Ironically, Tammaro is an assistant athletic director for media relations at Arizona's rival, Arizona State.
“We all had a hobby growing up because of his dad,” he said. “All the guys in the neighborhood played basketball.”
Sean rarely addresses his dribbling artistry now. At some point, he grew weary of the trickery. It masked the rock-solid fundamentals that fueled his career in high school and then at Pitt as an All-Big East point guard.
“Once he started really playing, the trick stuff was over,” his father said.
Archie, 35, said Sean was more mentor than rival because of the age difference. They have grown closer as adults.
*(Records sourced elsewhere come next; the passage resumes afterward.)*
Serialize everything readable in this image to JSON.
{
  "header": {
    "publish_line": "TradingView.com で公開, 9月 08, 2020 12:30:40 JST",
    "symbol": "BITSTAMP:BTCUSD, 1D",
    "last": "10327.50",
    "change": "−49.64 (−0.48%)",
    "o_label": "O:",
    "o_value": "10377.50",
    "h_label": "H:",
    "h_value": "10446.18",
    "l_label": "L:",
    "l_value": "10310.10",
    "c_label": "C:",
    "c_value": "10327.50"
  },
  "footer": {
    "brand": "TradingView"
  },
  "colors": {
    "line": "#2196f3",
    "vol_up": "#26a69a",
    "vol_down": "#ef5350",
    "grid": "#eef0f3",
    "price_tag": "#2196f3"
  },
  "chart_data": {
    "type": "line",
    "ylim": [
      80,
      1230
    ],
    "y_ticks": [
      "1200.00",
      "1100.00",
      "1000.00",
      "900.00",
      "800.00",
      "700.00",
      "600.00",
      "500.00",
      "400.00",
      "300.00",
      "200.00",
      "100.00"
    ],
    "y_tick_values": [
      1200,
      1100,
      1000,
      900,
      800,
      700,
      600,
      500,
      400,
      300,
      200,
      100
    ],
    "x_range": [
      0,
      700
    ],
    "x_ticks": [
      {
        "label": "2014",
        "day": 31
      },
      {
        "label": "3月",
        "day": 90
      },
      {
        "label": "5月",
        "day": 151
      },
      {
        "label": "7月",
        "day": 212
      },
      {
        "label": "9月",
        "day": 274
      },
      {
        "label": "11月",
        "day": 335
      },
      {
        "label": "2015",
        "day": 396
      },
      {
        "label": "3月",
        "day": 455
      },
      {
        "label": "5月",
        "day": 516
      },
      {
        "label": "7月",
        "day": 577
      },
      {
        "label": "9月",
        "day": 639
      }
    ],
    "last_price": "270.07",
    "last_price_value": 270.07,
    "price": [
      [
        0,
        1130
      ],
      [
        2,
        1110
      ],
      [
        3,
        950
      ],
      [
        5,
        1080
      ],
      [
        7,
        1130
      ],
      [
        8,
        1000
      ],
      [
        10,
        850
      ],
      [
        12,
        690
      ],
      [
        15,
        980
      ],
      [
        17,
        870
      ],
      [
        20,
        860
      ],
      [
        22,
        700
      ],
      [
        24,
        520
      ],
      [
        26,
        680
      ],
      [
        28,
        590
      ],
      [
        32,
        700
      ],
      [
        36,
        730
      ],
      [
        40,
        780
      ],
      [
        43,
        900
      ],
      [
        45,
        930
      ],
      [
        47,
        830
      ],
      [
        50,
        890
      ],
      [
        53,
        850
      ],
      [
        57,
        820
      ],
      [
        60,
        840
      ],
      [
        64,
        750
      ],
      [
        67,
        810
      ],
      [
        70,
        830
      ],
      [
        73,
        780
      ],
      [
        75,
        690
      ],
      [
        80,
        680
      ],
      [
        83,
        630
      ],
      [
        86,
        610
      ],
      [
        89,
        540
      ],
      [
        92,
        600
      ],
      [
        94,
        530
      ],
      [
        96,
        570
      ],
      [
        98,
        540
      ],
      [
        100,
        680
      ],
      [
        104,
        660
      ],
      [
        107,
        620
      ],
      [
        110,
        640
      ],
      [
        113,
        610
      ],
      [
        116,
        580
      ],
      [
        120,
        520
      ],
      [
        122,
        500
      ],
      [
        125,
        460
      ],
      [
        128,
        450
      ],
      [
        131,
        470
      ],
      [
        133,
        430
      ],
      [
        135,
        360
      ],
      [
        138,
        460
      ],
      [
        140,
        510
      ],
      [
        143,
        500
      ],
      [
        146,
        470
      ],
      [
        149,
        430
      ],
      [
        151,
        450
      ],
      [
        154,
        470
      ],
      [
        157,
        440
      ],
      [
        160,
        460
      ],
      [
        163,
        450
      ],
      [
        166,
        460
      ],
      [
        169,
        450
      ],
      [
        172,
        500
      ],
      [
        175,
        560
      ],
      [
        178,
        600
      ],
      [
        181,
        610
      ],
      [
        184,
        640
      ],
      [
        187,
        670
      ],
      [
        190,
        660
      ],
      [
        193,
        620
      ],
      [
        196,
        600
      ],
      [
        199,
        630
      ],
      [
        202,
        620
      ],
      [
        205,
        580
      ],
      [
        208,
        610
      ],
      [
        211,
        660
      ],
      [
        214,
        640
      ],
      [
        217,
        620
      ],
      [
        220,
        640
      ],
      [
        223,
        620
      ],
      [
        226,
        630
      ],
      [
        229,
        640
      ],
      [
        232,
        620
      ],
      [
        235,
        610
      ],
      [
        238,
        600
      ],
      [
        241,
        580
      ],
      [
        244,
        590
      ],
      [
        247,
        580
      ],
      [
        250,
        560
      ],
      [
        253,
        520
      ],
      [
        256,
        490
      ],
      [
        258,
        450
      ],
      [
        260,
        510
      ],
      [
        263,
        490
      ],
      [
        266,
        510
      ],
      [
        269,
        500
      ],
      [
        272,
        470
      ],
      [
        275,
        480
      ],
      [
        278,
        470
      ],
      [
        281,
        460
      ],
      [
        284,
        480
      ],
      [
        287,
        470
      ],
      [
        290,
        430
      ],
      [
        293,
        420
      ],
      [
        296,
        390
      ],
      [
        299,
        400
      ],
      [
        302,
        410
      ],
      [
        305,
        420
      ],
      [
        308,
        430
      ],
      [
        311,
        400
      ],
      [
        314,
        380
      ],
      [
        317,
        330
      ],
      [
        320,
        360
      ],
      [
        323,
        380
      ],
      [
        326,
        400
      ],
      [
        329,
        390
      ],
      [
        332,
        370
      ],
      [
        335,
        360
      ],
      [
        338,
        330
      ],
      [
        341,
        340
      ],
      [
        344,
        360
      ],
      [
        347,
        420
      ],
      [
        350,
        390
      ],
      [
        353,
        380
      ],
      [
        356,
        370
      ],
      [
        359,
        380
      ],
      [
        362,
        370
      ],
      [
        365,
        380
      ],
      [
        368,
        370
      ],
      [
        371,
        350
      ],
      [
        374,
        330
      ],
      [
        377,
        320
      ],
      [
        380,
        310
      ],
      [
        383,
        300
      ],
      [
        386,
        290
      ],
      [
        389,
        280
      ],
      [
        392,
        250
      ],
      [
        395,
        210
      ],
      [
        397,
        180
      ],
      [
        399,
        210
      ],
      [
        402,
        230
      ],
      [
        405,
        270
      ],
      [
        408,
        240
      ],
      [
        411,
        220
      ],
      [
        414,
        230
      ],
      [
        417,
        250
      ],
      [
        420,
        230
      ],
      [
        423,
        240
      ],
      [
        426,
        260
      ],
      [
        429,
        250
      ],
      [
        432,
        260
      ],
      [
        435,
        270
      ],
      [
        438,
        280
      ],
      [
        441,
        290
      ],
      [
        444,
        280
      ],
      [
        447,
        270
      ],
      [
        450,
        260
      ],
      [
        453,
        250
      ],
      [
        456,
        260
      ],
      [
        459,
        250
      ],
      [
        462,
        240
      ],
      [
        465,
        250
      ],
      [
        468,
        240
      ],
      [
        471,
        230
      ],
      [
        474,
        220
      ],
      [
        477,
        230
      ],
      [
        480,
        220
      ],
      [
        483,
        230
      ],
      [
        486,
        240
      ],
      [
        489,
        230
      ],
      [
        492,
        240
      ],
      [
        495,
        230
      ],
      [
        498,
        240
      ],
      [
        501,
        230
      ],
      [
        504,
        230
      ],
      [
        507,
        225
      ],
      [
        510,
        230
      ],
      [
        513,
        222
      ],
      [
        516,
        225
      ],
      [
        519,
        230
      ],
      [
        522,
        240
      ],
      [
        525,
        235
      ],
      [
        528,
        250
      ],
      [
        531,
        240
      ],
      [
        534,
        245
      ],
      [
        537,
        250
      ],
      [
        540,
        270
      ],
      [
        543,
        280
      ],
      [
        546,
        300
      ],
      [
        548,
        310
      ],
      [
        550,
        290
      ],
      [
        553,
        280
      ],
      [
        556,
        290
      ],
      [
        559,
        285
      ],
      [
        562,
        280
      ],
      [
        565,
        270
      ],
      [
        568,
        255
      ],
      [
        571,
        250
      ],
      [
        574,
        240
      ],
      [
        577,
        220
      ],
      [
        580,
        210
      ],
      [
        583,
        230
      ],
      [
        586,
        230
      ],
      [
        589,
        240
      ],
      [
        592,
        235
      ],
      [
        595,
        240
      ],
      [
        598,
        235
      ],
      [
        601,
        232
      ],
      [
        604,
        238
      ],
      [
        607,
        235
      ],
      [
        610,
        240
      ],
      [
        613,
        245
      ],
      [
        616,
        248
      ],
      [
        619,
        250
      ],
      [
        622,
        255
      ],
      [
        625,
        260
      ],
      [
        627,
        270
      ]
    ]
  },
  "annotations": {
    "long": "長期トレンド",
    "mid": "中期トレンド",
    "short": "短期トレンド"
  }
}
As an assistant at N.C. State, Sean recruited Archie, also a point guard, to play for the Wolfpack. When Sean became head coach at Arizona, he hired Archie as an assistant.
At N.C. State, Archie said, “He wasn't my brother. He coached me harder than he did anyone else. It was sort of like with my dad. There were no free passes. But when he left, I was mature.”
Their personalities are different. The shared competitiveness is a given, but Archie, who had a nice playing career with the Wolfpack, is driven by the mentality of a 5-foot-9 guy who felt somewhat overshadowed by a more talented — and famous — big brother.
“Archie was always a little ornery,” Fullen said. “He didn't march to the same drumbeat as Sean.”
Archie's given name is Ryan. He acquired “Archie” at an early age from the cantankerous, grouchy TV character, Archie Bunker.
“I always felt that someone was looking at me and saying I'm not that good, not that big, he's Sean's brother,” he said. “I felt that all the time growing up. I wasn't as friendly. I didn't go out of my way to make conversation. I always felt like I had a chip on my shoulder.”
Working with Sean at Arizona, Archie frequently spoke his mind.
“Sean learned to figure out that his brother was pretty good,” John Miller said. “He knows he's a good coach.”